Connection Timeout Tuning
Idle, read, write timeouts.
Overview
Connection timeout tuning matches timeouts across the network stack. Misaligned timeouts produce confusing failure modes (LB longer than upstream means LB times out before upstream finishes, the opposite means upstream completes work the LB has discarded); the discipline aligns the chain.
- Idle, read, write timeouts. Per-tier timeout; each layer has its own configuration that needs to match the chain.
- Per-tier alignment. LB timeout less than upstream timeout; produces predictable behaviour and avoids work-after-disconnect.
- Application timeout. Per-call deadline via context; matches workload by setting per-call budget.
- Per-RPC timeout plus documented chain. Per-RPC deadline matches modern stacks; per-tier timeout chain documented for review.
The approach
The practical approach: per-tier alignment with LB shortest, application context deadline per call, per-RPC timeout for modern stacks, monitor timeout rate per tier, documented chain.
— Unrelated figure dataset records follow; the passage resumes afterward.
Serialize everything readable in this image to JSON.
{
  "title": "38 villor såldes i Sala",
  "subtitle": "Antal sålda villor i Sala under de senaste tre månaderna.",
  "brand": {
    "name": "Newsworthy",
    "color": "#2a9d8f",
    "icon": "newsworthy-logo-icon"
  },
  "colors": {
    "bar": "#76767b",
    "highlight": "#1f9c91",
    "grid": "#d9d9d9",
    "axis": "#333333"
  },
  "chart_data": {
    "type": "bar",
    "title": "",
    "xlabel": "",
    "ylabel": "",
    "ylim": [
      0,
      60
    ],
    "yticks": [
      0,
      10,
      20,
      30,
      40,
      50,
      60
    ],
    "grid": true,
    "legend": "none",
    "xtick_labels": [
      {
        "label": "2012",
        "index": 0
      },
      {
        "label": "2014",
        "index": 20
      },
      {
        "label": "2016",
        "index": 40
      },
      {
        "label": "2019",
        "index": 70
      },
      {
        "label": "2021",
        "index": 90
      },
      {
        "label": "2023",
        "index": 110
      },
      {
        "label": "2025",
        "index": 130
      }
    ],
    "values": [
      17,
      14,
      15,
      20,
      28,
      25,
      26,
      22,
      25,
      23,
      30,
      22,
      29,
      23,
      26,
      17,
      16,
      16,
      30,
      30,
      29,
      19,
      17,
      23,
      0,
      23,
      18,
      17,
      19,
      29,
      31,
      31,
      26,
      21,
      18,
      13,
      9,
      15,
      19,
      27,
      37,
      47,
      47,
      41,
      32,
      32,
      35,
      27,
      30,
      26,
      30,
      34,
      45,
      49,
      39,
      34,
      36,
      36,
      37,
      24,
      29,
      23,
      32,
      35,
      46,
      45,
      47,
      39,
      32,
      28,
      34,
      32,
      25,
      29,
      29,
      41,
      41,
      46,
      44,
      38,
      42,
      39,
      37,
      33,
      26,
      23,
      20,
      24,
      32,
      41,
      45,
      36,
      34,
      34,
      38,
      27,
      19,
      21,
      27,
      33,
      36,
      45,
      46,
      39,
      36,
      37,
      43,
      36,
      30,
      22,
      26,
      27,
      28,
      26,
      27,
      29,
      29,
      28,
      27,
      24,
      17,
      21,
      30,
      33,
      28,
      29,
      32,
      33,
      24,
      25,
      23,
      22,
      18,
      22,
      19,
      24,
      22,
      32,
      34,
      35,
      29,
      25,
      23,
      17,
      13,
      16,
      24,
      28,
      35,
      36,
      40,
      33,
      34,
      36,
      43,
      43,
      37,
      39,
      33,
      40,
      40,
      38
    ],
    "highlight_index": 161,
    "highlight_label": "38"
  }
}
The team’s discipline produces predictable timeouts rather than mysterious failures.
- Per-tier alignment. LB less than app, app less than DB; the chain shapes when each layer gives up.
- Application deadline. Per-call context deadline; the call has a budget, not infinite patience.
- Per-RPC timeout. Per-RPC deadline; modern stacks support this natively.
- Monitor timeout rate plus documented chain. Per-tier timeout rate supports investigation; per-tier timeout chain committed for operational reviews.
Why this compounds
Timeout tuning discipline compounds across services. Each correctly-aligned tier produces ongoing reliability; the team’s reliability expertise grows; new services inherit the timeout chain pattern.
- Better predictability. Aligned timeouts produce predictable behaviour; the failure mode matches what the team expects.
- Better incident response. Right timeouts catch real failures; the timeout fires when the work actually failed.
- Better operational fit. Right deadline matches workload; user-facing requests get tight deadlines, batch gets relaxed.
- Institutional knowledge. Each timeout teaches network patterns; the team’s reliability muscle grows.
Timeout tuning discipline is an operational discipline that pays off across years. Nova AI Ops integrates with network telemetry, surfaces patterns, and supports the team’s reliability discipline.